A negotiated solution on transatlantic trade and security would clear the way for a joint effort to steel the West against the authoritarian trading model promoted by China. From forced technology transfers to state-owned enterprises, China has systematically chipped away at the liberal trading order. In the digital, networked economy of tomorrow, Germany’s proficiency in logistics and business-systems integration will fit neatly with America’s prowess in digital consumer products. If they stay united, the U.S. and Germany are more likely to be able to set the rules of the road for the economy of the future.

The urgency for such cooperation is obvious. Apple’s systems, for example, remain open to Chinese authorities, even as the technology giant refuses to cooperate with American authorities in such counterterrorism investigations as the one into the San Bernardino shooting of 2015. Such episodes are likely to recur with the technologies of the future, for example, the software that governs driverless cars. It is not automatic that the rules governing the Western economy of today will prevail against the kleptocratic system advocated by China. Over the next decade, the U.S. and Europe must work together to ensure that Western values, rather than those of Beijing, permeate the new digital era.

The Trump administration’s just-released National Security Strategy picks up the theme of Western unity against Beijing in the economic sphere: “We will work with our partners to contest China’s unfair trade and economic practices and restrict its acquisition of sensitive technologies.” A great starting point for such cooperation would be joint responses to Chinese manipulation of World Trade Organization (WTO) rules. In November, for example, the U.S. backed Europe at the WTO in opposing the designation of China as a “market economy.” Germany and the U.S. should also consider harmonizing their regulations to address Chinese purchases of Western technologies. Such moves are badly needed to check China’s recent offensives in the high-tech sector.

Today, U.S. and German regulatory agencies are overwhelmed by an avalanche of state-backed Chinese investment in key industries, such as semiconductors, biotechnology, and manufacturing. Chinese investors, often subsidized by their government, transfer their acquired technologies back home for production, which, in turn, is structured to drive foreign companies out of business. In other cases, Western companies are forced to share their technologies as the price of admission into China, where regulators then ensure that foreign firms operate at a distinct disadvantage. In still other instances, China’s cyber army outright steals intellectual property. Such mercantilist and illegal approaches pose a major threat to the West. The U.S. and Germany must respond in lockstep, hardening cyber defenses while jointly pressuring China to recognize intellectual-property rights and fair competition. If China balks at such conditions, the U.S. and Germany will need to face the hard truth that a more adversarial economic approach toward China is necessary.

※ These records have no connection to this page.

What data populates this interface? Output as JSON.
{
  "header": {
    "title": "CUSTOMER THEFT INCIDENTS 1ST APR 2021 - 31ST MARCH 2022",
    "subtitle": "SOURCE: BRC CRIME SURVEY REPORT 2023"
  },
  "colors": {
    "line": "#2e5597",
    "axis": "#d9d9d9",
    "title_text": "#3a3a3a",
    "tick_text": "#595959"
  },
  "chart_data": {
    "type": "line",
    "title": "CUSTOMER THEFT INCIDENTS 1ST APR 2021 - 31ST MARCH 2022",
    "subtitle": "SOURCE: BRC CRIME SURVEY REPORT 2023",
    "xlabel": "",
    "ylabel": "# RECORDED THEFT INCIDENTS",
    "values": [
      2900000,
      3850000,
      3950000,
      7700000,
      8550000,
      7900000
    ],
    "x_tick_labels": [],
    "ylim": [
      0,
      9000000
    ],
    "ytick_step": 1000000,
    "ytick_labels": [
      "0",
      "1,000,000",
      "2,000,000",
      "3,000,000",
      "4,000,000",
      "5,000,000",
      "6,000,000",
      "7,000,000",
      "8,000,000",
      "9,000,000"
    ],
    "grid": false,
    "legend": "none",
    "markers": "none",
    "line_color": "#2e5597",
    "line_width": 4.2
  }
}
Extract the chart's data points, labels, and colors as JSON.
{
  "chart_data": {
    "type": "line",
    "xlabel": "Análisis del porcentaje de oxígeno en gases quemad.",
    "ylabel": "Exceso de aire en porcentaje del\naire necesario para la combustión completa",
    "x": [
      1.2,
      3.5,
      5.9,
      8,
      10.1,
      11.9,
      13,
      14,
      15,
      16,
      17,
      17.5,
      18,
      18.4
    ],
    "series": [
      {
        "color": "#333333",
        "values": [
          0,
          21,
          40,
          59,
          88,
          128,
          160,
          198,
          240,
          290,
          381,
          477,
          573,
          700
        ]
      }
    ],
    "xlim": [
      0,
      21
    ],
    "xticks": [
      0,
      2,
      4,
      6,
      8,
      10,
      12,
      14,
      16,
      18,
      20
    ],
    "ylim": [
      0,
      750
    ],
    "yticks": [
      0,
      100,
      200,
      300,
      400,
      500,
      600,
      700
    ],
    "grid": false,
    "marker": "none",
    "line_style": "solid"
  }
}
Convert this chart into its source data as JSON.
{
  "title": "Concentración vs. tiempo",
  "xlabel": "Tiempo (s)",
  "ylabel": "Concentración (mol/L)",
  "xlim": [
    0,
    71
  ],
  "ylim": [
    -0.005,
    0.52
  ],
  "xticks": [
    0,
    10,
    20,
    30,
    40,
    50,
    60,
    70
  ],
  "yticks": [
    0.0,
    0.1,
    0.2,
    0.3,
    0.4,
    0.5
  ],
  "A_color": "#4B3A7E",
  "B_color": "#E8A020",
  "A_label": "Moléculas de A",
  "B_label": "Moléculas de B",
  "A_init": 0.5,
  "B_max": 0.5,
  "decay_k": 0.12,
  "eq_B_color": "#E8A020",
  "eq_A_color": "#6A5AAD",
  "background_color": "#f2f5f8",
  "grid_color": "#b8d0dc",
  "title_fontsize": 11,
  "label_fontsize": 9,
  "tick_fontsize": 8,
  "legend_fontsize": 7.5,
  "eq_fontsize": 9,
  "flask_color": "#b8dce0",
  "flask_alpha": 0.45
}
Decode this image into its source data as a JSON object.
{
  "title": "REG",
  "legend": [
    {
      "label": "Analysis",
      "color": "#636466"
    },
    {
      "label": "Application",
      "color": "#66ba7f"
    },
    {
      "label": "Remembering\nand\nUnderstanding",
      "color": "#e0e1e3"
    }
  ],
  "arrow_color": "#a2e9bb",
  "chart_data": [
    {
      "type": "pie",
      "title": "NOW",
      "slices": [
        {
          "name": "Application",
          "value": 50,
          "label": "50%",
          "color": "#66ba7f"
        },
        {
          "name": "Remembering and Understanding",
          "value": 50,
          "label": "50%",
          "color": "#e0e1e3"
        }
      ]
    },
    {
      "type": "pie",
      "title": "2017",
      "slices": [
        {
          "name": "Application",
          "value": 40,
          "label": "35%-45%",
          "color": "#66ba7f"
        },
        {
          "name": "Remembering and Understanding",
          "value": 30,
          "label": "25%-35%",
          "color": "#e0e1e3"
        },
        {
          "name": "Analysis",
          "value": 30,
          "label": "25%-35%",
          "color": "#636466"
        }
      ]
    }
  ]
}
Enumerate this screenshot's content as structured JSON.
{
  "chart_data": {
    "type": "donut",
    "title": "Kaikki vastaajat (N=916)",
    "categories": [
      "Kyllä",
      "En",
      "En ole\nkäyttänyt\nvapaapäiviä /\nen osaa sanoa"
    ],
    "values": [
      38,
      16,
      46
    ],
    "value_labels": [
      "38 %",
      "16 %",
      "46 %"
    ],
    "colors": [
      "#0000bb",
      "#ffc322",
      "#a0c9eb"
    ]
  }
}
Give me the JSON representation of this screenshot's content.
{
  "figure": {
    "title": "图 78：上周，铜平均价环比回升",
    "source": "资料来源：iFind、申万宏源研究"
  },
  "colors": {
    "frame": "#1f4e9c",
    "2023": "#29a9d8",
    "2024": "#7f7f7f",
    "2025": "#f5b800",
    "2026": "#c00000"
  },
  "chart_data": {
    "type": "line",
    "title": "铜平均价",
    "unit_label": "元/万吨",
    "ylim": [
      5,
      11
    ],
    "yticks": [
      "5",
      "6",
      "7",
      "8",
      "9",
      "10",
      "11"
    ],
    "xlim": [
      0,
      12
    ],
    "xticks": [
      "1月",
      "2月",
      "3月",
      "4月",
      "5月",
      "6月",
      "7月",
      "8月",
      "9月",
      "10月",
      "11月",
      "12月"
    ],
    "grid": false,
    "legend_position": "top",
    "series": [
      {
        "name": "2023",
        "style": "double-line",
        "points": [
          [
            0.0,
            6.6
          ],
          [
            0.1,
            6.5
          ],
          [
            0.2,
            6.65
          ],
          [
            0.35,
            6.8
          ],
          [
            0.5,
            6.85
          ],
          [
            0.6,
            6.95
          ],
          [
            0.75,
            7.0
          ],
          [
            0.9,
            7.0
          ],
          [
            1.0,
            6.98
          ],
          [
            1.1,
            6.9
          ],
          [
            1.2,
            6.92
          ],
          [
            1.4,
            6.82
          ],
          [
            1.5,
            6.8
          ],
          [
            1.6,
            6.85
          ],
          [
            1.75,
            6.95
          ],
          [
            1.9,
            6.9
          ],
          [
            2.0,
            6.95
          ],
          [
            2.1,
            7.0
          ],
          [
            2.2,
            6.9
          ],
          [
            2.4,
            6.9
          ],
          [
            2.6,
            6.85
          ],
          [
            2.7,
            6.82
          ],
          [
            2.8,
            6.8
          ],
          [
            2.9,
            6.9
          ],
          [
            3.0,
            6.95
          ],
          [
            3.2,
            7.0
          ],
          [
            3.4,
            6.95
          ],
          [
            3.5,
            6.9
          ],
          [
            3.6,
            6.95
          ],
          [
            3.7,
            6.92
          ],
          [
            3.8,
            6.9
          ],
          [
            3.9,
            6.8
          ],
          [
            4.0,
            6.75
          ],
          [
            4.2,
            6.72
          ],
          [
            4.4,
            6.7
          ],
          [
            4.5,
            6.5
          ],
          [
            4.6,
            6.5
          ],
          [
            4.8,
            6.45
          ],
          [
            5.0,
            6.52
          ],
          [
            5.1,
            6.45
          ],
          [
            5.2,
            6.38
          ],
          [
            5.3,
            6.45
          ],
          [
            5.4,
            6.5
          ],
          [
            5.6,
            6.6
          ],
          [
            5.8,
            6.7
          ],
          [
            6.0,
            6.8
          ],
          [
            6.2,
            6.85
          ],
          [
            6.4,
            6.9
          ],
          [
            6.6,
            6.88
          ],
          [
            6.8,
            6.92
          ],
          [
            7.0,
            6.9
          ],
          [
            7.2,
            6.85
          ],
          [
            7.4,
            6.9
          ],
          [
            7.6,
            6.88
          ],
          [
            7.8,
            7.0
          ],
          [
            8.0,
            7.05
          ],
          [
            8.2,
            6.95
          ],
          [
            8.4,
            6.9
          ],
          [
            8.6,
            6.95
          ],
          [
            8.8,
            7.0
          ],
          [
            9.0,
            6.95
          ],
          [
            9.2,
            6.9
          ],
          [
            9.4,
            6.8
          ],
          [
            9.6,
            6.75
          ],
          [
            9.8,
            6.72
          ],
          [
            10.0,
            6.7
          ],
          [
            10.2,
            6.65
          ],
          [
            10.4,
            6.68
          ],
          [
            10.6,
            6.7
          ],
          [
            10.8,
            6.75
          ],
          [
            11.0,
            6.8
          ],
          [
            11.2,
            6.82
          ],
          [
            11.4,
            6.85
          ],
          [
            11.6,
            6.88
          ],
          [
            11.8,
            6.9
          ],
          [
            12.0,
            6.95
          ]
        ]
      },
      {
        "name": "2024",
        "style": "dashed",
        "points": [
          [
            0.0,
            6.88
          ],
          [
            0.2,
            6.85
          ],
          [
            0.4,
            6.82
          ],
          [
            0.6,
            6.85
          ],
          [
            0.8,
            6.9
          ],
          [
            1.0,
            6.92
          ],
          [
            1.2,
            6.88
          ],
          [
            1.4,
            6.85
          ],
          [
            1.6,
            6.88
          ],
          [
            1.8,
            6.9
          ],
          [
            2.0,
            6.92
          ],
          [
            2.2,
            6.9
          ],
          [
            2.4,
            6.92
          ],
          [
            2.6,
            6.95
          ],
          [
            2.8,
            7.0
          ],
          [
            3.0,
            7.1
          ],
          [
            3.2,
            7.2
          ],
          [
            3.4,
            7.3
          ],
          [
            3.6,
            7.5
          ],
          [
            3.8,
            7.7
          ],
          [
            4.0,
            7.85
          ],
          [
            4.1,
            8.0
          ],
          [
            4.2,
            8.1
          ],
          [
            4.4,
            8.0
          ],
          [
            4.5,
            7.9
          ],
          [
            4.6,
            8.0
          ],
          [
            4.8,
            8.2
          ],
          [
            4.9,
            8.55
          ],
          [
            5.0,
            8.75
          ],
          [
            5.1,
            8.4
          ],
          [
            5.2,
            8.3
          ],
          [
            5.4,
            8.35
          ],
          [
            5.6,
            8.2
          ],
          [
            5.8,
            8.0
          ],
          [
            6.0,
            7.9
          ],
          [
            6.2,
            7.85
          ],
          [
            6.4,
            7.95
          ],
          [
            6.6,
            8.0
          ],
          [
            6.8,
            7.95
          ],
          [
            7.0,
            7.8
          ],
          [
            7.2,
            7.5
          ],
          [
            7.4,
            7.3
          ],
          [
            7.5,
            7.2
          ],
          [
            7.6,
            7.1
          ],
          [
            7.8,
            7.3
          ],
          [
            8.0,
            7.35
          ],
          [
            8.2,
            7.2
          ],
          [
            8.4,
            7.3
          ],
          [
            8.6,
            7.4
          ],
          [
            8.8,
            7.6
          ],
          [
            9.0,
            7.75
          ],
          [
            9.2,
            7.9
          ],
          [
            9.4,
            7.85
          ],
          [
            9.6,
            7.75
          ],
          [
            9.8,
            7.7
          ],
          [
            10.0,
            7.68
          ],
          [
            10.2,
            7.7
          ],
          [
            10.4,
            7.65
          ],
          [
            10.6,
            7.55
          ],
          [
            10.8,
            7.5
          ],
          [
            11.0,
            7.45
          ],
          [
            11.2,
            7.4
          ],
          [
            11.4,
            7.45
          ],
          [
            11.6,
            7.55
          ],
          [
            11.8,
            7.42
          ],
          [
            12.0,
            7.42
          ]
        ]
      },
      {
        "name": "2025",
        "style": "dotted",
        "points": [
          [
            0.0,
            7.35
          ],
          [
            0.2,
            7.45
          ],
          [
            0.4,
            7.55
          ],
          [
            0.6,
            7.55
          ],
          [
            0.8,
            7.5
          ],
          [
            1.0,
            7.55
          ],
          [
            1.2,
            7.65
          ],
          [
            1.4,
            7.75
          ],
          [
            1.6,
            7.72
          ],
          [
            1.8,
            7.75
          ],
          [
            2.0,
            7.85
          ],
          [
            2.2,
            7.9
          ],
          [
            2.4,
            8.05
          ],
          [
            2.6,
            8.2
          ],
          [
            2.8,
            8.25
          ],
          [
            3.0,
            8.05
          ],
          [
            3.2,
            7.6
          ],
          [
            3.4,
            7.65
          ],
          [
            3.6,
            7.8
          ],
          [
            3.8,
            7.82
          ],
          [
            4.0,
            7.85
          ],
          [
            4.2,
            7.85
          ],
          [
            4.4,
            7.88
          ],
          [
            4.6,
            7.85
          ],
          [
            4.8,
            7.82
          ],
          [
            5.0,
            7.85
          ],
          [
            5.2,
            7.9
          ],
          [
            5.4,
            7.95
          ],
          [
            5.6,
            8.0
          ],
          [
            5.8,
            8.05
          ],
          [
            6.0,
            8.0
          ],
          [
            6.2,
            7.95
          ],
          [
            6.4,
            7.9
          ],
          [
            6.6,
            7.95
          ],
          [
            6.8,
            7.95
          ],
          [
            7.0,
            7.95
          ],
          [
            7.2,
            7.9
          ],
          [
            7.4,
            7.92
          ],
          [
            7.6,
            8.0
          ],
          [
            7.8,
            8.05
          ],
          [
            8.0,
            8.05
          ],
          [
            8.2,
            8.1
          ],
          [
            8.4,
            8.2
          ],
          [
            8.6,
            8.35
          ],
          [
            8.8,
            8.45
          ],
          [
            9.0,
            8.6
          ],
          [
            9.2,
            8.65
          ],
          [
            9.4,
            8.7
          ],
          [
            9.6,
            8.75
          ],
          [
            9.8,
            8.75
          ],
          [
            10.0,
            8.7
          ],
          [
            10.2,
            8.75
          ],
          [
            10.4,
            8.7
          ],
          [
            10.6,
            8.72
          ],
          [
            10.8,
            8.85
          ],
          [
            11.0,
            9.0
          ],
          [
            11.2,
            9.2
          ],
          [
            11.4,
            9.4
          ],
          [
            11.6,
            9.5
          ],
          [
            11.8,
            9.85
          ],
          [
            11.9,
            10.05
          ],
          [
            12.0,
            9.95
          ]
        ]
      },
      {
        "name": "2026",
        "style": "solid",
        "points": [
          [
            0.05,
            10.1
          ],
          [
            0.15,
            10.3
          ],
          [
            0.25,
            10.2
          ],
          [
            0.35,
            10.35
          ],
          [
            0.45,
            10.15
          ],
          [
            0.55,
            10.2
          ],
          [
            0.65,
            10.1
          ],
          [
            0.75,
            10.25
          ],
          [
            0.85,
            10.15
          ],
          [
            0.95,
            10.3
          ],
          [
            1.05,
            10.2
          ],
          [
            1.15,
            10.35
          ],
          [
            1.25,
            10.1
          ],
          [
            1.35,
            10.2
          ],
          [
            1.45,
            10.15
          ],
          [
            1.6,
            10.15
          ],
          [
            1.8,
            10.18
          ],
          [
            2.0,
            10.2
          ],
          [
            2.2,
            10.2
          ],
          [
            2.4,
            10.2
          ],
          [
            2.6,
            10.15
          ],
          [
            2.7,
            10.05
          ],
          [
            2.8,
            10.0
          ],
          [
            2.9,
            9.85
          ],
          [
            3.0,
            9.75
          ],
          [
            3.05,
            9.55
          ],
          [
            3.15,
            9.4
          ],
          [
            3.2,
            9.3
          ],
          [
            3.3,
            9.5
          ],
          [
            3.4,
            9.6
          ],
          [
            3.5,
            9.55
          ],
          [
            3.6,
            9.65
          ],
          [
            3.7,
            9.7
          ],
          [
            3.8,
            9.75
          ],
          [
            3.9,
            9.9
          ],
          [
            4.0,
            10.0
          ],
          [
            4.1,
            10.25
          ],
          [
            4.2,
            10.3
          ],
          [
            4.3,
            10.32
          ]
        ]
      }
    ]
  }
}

Such an endeavor would constitute a bold undertaking for the transatlantic alliance. It would have the ancillary benefit of nudging Germany as a Eurasian economic power into a leadership role, giving it the confidence to make the major political decisions it faces on the horizon. With the U.S. reprising its traditional role as leader of the West, other European states would be more comfortable with Germany’s taking on a leadership role in Europe.

For this agenda to take shape, however, Germany must first recognize the need for change. In this era of polarization, the test of leadership is pursuing policies that bridge the gulf between traditional liberalism and nationalist rebellion. If its next government seizes the moment, Germany can preserve the best of the post–Cold War order while crafting the international order of the future. The Western system of governance and prosperity might depend on it.